Interestingly, attacks on NIMBY'ism almost always occur in only two circumstances. One is when arguing about the general notion of externalities (effects upon society from production and consumption). The other, more common time, is when specific communities pressure a particular enterprise (say, liquor stores or waste facilities) out of their location, or export their own problems, thus putting pressure on neighboring communities. The latter is actually a form of NIMBY'ism, and it falls under that "nuanced exception" I referred to. The former, however, is typically an off-hand remark that does little to further an understanding of the real world, and it fails whenever specific examples are provided.
"Opponents" of NIMBY'ism typically make an argument analogous to "an eye for an eye leaves everyone blind". If you push a bad thing out, they say, then you push it into somewhere else. "Opponents" also add that if you extend some sort of NIMBY'ism into the universal (that is, treat the whole world like your back yard), then you create an untenable place, because our bad stuff has to go somewhere. Usually, anti-NIMBY arguments assume both that the selfish nature of NIMBY'ism is wrong, and that the particular problems being exported are inevitable problems with no other solutions.
Did you notice opponents in quotation marks? That's because these folks only oppose NIMBY when it involves others' back yards - NIMBY-as-universal - not NIMBY as applied to their own communities.
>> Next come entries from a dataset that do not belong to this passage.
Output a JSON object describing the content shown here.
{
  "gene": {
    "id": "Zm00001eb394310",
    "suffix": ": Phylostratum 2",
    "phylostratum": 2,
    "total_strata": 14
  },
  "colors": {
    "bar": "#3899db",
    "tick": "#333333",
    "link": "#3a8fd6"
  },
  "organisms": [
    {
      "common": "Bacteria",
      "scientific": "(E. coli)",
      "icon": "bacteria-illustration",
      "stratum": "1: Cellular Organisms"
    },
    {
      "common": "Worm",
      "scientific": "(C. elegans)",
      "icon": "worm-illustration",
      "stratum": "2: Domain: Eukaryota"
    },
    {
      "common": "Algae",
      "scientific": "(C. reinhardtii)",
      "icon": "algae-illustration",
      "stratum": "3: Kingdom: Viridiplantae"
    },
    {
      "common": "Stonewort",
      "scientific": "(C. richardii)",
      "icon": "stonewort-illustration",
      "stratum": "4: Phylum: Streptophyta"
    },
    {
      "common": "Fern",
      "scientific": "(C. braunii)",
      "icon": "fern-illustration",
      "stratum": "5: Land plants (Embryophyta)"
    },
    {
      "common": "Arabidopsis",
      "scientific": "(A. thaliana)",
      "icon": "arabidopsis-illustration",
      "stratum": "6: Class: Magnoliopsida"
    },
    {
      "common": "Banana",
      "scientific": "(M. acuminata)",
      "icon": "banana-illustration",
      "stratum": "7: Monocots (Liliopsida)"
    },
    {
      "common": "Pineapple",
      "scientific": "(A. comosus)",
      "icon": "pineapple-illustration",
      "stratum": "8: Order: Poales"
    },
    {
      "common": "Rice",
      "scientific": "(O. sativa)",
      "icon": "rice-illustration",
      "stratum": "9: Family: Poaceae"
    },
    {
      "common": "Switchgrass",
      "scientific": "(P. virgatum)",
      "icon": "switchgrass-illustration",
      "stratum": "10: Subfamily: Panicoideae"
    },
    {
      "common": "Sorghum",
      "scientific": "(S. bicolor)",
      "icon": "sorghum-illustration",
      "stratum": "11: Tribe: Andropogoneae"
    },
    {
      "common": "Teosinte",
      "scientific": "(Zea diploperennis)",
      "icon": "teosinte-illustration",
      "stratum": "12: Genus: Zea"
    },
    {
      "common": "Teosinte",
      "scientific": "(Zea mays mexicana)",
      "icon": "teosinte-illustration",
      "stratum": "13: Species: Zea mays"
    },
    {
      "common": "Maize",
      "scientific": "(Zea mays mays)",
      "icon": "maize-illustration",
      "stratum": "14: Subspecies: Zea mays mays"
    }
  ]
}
Nobody says, "yes! I'll take your open, seeping toxic waste in my physical back yard"; they always have a reason for why their place is no good for it. This is not unreasonable, but it is hypocritical.
These "opponents" also believe that bad things are inevitable from production and consumption, but they are unwilling to allow those bad things into their own back yards, so they basically become NIMBY-people, with a dose of hypocrisy, topped by an unwillingness to deal directly with the bad things they believe they must create through their own production and consumption. What they have really done is fall into that nuanced exception.
Really what angers people, the unethical behavior that gets labeled NIMBY, is when individuals or communities export their own messes into other people's back yards. This is usually made worse by the fact that the wealthy can buy their community's safety (economic NIMBY, and the reason why people want to be rich), while poor folks cannot. The recent fight between Kern County and L.A. over the latter's dumping their literal crap in the former's back yard offers a prime example. L.A. residents do not want to deal with their own poop. Kern counters with a firm, "Not In My Back Yard". Both represent NIMBY, but only one has breached an ethical line here. L.A. needs to learn to deal with its own waste. But, whoever wins this argument, NIMBY is not the bad guy here.
People need to prioritize the safety and well-being of their communities. Rather than excoriating the notion when arguing over who and where gets to deal with our waste, we should understand the value of NIMBY and instead look for ways to internalize external impacts -say, by pricing or capping pollution levels to a much greater degree.